By SARAH OGINCE
(JNS) – Chabad may be synonymous with Jewish outreach, but once a year, for three days, the movement reaches in.The International Conference of Chabad-Lubavitch Emissaries (Kinus Hashluchim) usually draws as many as 6,000 rabbis and lay leaders to Brooklyn, for multiple days of classes, workshops, networking and kibbitzing. After a virtual hiatus last year, the conference, which began on Oct. 27 and lasts through Oct. 31, will be returning in person, albeit somewhat tentatively—participation will be limited by travel restrictions and New York City vaccine requirements. Still, the organizers felt it was too important to cancel again.
“There is a great power and energy in Jewish unity, when leaders can exchange experiences and ideas, learn from one another and just be with one another,” says Rabbi Motti Seligson, director of media relations at Chabad.org.
The conference comes on the heels of the 2020 Pew study, which found that 37 percent of American Jews had participated in Chabad programming at some time in their lives. The number is a testament to Chabad’s ability to reach both across denominational lines and out to a large and growing segment of unaffiliated Jews.
How can a Chasidic group, which has made no compromise with secular culture, have such broad appeal? In a new book, Dear Rebbe, Dovid Zaklikowski explores that question by taking a look at the man who led Chabad for more than 40 years: Rabbi Menachem Mendel Schneerson, the seventh Lubavitcher rebbe. In the process, Zaklikowski gleans lessons for anyone seeking to communicate across the barriers of politics, culture and faith.
The book is actually a second edition, revised and updated (the first edition, in January 2019, sold out). It is being released in time for the annual conference.
A historian, archivist and journalist, Zaklikowski has reconstructed the rebbe’s relationships with four distinguished figures: sculptor Jacques Lipchitz, opera tenor Jan Peerce, philanthropist David Chase and Yiddish writer Chaim Grade. Since most of their interactions took place via letters—preserved in the archives of Chabad and in those of the artists—we are privy to the back-and-forth as the rebbe related to people whose values were starkly different from his own.
Thus, we see the rebbe, as anyone familiar with Chabad might expect, encouraging Lipchitz and Grade to don tefillin and urging Peerce not to perform on the Sabbath. But we also see the artists’ responses, which range from enthusiastic to resistant.
Lipchitz, for example, gladly agreed to put on phylacteries each day, even crediting the practice with inspiring his work.
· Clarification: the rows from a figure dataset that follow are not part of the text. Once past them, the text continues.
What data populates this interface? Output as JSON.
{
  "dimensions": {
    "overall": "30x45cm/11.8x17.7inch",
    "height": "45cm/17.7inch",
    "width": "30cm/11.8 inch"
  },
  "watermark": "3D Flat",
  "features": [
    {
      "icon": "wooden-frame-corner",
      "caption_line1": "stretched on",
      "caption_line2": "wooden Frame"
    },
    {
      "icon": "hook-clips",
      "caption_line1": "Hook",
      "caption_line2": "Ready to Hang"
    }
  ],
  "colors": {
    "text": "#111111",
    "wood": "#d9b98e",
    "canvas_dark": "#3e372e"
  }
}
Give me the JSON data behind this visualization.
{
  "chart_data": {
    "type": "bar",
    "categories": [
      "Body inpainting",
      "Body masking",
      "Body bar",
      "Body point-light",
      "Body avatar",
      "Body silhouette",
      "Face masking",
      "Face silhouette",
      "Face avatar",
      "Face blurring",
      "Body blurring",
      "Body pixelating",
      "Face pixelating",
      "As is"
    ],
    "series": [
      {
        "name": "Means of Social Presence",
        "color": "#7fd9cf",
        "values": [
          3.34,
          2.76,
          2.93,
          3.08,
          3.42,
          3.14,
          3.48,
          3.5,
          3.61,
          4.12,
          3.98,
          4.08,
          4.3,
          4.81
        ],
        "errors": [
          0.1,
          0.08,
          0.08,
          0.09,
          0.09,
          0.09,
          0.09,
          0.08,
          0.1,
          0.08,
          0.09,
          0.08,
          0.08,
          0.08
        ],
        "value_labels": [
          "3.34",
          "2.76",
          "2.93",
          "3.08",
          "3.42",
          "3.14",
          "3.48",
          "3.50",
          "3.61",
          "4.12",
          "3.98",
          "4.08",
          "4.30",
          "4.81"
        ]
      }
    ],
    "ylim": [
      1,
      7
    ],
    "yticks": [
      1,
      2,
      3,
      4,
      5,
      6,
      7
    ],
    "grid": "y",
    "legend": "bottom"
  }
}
Yet when the rebbe’s suggestions encroached on the sacred territory of art, the sculptor ceded little ground. The two butted heads over the question of whether sculpture could be considered a “graven image” prohibited by halachah, Jewish law, but their most significant disagreement came when Lipchitz donated his work to the Israel Museum in Jerusalem.
The rebbe passionately opposed the museum, which he felt was an attempt to turn Jerusalem into a secular city, a desecration of holy ground. He wrote Lipchitz extensively and repeatedly, urging him not to participate, but the artist would have none of it. “Torah does not only refer to Jewish law, but to knowledge, light and progress,” he wrote to the rebbe. “Israel must choose its route if it wants to survive.”
The conflict remained unresolved. Lipchitz’s work went to Jerusalem, where it remains on display. Yet—and this is the point—the rebbe did not allow the argument to sever their connection. When it became clear that he could not persuade Lipchitz, the rebbe simply ended the discussion, writing, “It is my policy in my relationships with other people to seek out points of agreement rather than disagreement.” Indeed, they remained close until Lipchitz’s death in 1973: One of the last pieces the sculptor worked on was a plate titled “Rebbe and His Hasidim,” and after his death, his Italian estate was donated to Chabad be used as a summer camp.
What allowed the rebbe—what allows his emissaries to this day—to maintain relationships despite fundamental disagreements, Zaklikowski posits, is pride. Not arrogance, but an authentic Jewish pride so strong that “it could not be affected by another’s rejection.”
In a lengthy prologue, he traces the rebbe’s advocacy for Jewish pride, beginning with parades in the 1950s and including the controversy over public menorah-lightings that began in the years after the first one was erected in Philadelphia in 1974. Real pride, writes Zaklikowski, delicately balances humility towards God and others with strength from one’s own unshakable convictions. Real pride forms connections rather than severs them.
The implication is startling: When disagreement leads to dissension, perhaps the problem is not that we hold our views too strongly, but that we don’t hold them strongly enough.
Of course, it’s not as simple as that. Chabad has been involved in plenty of acrimonious conflict, both within its own ranks and around the world. Zaklikowski, a Chabad Chasid, has an undisguised bias here. Yet his insight is real. While the movement, like most Chasidic groups, is keen to suppress any sign of disagreement, Zaklikowski has the courage not to shy away from it, and the added punch of honesty only makes the rebbe, and Chabad, more impressive.
Note: Sarah Ogince served as editor of Dear Rebbe.